Zoellick’s failure of nerve
When I talked to Chrystia Freeland on Monday about World Bank chief Bob Zoellick’s big speech on the Middle East and North Africa today, I said I was looking for two things: concrete promises to do specific things, on the one hand, and a recognition, on the other hand, that the World Bank was working for the struggling citizens of these countries rather than their entrenched elites. The revolutions in the region have shown that politics is inextricably bound up with economics, and that you can’t affect the latter without dealing with the former.

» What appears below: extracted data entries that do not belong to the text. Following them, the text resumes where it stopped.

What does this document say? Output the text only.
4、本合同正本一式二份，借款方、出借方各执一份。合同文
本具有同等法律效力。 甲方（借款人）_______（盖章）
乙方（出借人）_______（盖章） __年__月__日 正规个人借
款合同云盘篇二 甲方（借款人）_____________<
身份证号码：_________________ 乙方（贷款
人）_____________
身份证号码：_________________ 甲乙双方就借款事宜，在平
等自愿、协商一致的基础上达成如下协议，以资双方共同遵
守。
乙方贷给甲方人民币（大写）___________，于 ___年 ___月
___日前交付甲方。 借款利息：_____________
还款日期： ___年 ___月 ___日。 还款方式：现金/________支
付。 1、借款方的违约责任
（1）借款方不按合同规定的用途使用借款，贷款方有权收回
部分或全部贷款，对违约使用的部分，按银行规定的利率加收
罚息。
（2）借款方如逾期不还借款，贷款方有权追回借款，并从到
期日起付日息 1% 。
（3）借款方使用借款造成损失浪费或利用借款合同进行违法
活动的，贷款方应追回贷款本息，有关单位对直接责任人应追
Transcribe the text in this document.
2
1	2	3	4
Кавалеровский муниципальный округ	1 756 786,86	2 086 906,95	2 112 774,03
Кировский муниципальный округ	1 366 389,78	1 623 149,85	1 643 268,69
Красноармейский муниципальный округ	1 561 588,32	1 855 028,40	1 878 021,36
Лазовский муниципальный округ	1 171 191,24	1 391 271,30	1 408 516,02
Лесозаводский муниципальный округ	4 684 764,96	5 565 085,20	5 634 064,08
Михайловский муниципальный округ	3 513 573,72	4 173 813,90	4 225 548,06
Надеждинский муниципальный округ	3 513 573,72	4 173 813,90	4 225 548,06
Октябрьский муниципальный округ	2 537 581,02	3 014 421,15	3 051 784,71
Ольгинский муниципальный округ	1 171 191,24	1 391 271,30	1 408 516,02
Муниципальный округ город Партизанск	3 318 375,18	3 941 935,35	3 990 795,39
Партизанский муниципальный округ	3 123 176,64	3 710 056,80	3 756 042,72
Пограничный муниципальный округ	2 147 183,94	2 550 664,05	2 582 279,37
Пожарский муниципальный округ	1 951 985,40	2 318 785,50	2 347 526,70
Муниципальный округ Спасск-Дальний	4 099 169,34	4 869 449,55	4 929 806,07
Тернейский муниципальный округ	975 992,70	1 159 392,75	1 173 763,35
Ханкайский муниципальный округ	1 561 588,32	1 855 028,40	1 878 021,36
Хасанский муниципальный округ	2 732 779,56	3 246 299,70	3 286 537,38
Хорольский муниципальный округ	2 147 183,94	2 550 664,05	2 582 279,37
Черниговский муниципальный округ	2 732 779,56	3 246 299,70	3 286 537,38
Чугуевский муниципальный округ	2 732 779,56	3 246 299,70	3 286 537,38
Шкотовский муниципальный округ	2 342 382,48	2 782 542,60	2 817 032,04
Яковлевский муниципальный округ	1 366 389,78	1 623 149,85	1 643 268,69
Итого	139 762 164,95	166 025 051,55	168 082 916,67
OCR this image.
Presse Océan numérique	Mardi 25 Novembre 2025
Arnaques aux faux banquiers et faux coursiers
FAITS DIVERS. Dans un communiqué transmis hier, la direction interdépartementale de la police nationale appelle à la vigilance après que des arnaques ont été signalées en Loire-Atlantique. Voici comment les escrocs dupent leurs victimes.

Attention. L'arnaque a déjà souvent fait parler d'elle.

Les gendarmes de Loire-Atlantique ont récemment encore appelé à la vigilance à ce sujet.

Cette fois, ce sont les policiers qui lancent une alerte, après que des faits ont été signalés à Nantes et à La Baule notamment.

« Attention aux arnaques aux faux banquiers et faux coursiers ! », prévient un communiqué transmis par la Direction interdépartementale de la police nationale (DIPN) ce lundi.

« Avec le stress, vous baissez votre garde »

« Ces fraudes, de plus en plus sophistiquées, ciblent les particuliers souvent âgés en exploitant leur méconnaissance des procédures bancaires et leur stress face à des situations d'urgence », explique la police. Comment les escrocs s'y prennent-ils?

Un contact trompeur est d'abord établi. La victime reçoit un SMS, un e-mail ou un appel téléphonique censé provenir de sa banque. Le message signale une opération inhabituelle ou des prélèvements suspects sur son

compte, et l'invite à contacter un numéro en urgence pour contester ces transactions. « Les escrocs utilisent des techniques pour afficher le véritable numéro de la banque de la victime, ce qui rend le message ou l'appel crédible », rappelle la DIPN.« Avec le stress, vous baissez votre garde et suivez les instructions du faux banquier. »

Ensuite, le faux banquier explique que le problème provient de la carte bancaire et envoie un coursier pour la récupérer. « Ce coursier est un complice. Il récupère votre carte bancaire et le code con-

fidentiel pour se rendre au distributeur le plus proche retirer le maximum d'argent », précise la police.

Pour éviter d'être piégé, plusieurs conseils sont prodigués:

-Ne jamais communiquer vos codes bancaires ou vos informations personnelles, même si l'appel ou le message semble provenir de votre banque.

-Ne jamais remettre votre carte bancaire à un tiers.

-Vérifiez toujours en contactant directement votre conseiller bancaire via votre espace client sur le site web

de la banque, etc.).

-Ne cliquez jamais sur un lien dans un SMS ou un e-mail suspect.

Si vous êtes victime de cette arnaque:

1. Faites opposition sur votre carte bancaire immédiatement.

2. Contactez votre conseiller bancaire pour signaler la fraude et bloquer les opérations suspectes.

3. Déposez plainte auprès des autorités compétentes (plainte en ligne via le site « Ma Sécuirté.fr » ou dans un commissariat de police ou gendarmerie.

I don’t think I’m going to get what I wanted. Here’s the closest that Zoellick comes to a policy-related promise:
I suggest it is now time for the World Bank to examine, with its Board and shareholders, whether the Bank needs new capabilities or facilities that could leverage support from countries, foundations, and others to strengthen the capacity of CSOs working on accountability and transparency in service delivery. We could give priority to countries in the Middle East and North Africa, and in Sub-Saharan Africa. We could back this work with seed capital, and with knowledge exchange and research aimed at improving the enabling environment for social accountability.
No, Bob, this isn’t too political. Instead, it’s not remotely political enough. Setting up a committee with the World Bank board and shareholders will achieve precisely nothing. The World Bank “board and shareholders” comprises precisely the entrenched elites who have the most to lose from popular emancipation. To take an extreme example, the Saudi royal family are World Bank shareholders; I doubt they’re going to be particularly enthusiastic about accountability, transparency, and the like.
This is precisely the sort of issue where Zoellick should just go ahead and do something, daring his board to slap him down: asking forgiveness can work, while asking permission just means certain bureaucratic sclerosis. Zoellick had his opportunity to lead, here. Instead, he’s chosen to kowtow to the representatives of the very regimes who are most at risk. Which is an entirely predictable shame.
Update: In the Q&A period following the speech, in response to a question along these very lines, Zoellick first said that maybe the work could be done bilaterally, by the UK or the US or even by various foundations. Then he said there were “questions” — which he would take to his shareholders — “whether the bank should have a role in this and if so what form.” And he continued by declaring that he’s actually agnostic on these issues, saying “I’m not sure I have a view of whether there is a role for the Bank”. Weak.